La seconda con l'attivazione in Agira di un Centro di Studi sull'ebraismo medioevale in area
mediterranea che possa diventare sede di appositi stages con professori e studiosi della
materia provenienti da tutto il mondo e qui richiamati dall'unicità del sito collocato in un
contesto, a sua volta ricchissimo di storia, di archeologia , di arte e di folklore nonché dall'
iniziativa stessa.
Un progetto di tale valenza culturale è destinato ad innescare particolari ed interrelate metodologie
procedurali e scientifiche, culturali e gestionali che saranno possibili aggregando al progetto le
locali specifiche competenze e quelle degli specialisti del mondo accademico internazionale. Il
progetto prevede infattì di attivare la ricerca scientifica sull'ebraismo siciliano tramite una equipe di
specialisti, provenienti dalle Università israeliane od ebraico-americane.
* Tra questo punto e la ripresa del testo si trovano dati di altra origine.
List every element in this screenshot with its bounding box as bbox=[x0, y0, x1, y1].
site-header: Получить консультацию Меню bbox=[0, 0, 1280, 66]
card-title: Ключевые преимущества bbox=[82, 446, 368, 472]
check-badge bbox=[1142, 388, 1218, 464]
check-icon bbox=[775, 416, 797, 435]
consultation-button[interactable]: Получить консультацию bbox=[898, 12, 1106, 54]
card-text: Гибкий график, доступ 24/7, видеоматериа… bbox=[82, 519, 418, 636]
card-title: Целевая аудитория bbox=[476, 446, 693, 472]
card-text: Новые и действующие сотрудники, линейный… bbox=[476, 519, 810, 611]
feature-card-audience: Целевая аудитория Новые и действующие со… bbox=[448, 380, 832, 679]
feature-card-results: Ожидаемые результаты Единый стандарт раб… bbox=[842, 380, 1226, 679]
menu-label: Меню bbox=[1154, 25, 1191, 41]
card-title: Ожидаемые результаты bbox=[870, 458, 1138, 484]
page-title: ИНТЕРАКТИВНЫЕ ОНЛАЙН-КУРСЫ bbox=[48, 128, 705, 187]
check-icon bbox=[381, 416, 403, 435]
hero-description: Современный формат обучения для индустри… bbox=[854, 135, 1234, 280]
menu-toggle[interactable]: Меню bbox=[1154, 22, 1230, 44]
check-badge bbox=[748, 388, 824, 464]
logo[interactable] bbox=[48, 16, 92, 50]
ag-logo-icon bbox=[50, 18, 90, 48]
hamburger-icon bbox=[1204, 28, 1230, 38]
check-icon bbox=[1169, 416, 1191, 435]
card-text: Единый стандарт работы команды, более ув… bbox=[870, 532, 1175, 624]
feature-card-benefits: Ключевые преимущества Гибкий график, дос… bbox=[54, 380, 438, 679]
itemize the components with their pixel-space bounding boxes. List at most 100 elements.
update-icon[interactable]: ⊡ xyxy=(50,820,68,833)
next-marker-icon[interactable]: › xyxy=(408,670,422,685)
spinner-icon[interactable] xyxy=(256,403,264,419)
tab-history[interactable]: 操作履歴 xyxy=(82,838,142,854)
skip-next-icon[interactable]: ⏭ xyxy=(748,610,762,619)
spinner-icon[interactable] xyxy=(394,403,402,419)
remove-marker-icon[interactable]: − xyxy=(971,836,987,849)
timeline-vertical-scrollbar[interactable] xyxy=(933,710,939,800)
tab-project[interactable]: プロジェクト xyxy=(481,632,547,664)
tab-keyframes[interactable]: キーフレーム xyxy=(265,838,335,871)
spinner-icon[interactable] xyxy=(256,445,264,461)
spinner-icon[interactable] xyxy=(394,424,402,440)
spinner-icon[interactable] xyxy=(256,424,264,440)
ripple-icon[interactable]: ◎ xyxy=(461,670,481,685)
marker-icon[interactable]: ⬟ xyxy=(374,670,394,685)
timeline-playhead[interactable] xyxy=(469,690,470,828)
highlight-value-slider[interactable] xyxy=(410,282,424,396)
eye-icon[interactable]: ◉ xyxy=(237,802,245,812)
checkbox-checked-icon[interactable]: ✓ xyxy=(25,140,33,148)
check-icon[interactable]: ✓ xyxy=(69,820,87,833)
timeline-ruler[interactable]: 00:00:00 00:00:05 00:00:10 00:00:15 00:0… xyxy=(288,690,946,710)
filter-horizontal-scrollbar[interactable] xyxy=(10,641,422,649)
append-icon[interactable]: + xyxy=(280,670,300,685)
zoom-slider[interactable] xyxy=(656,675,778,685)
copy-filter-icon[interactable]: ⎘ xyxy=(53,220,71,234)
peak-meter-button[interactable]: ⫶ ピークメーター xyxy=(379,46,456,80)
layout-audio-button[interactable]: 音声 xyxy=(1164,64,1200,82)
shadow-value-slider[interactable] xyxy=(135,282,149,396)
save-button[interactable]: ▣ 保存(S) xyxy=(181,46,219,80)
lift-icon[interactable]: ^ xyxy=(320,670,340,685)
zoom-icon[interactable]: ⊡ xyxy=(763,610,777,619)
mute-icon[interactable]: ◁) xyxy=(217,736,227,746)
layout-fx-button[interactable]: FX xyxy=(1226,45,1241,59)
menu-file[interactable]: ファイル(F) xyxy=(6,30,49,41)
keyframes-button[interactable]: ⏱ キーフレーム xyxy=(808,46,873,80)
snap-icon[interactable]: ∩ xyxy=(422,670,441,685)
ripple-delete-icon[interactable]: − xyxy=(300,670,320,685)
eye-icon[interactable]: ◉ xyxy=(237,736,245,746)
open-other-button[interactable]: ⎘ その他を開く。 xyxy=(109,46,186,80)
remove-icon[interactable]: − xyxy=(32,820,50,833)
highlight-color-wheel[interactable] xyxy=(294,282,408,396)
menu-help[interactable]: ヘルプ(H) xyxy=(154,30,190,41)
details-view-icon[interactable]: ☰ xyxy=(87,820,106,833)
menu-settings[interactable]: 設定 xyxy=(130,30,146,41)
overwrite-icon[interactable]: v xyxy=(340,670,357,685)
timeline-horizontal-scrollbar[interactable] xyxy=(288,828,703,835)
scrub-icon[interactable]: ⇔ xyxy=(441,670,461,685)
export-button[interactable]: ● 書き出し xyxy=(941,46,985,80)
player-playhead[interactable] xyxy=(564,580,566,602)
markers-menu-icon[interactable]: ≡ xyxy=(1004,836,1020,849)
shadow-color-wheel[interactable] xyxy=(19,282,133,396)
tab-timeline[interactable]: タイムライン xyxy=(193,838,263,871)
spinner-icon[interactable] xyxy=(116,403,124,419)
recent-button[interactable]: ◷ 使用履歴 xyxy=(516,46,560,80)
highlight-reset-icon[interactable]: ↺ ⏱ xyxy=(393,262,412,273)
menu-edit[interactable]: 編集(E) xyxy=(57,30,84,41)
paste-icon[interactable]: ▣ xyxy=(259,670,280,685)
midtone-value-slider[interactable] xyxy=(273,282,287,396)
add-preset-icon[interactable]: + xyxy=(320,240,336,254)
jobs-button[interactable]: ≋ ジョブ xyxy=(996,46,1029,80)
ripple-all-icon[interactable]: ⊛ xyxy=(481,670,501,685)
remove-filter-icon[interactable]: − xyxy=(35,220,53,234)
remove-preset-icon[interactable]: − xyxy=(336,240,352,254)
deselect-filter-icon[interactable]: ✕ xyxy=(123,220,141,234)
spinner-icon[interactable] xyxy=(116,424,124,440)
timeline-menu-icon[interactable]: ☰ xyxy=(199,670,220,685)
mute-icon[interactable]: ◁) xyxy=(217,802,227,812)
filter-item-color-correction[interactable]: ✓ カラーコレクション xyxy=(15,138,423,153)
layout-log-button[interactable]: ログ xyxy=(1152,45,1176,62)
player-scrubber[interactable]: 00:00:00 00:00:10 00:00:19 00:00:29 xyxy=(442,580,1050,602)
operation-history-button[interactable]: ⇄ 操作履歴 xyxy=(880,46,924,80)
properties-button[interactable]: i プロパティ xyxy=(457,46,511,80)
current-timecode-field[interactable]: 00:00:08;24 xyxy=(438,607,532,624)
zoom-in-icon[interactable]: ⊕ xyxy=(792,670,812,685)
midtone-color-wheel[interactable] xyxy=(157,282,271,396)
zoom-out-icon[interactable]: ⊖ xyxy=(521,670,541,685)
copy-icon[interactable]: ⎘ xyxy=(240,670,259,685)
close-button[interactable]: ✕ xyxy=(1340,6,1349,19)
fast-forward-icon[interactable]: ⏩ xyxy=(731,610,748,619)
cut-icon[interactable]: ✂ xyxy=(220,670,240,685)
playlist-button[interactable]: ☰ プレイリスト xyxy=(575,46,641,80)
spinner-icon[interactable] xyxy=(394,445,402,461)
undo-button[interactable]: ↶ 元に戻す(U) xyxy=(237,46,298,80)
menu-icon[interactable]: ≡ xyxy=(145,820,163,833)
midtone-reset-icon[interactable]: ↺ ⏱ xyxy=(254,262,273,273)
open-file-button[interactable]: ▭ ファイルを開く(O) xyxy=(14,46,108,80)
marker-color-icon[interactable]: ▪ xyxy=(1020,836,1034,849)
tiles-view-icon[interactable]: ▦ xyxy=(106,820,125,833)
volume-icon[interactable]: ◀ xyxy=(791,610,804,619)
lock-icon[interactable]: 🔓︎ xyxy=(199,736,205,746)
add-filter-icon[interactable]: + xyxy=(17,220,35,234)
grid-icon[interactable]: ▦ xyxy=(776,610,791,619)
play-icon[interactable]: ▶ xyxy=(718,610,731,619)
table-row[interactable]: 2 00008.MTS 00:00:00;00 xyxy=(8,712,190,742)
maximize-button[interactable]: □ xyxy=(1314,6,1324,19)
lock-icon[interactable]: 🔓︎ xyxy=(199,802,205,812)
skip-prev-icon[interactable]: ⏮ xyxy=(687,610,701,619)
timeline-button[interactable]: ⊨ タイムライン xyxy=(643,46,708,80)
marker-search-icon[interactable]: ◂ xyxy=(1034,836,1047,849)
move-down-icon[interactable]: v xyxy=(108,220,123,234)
La prevista presenza di studiosi stranieri impone la creazione di adeguate strutture ricettive di cui il
Comune di Agira è già promotore. Le iniziative culturali consisteranno in seminali di studio, eventi
legati anche alla tradizione gastronomica locale , nonché la creazione di un sistema informativo
multimediale che possa far conoscere l'iniziativa e ricevere i contributi scientifici degli studiosi
internazionali. La ricostruzione del manufatto ed il restauro dell'Aron saranno i soggetti di una
speciale scuola di ceramisti che sarà attivata collateralmente, facendo perno sulla già esistente
cooperativa giovanile Agira con tale progetto si dunque candida a diventare la sede di una serie di
manifestazioni che avranno come tema dominante il Dialogo tra le religioni - monoteistiche.
A somiglianzà di Erice, ormai conosciuta come la cittadina della scienza, Agira sarà la cittadina del
dialogo e della storia, non dimenticando in proposito che il grande Diodoro Siculo che qui ebbe i
natali fu il primo storico a parlare degli ebrei.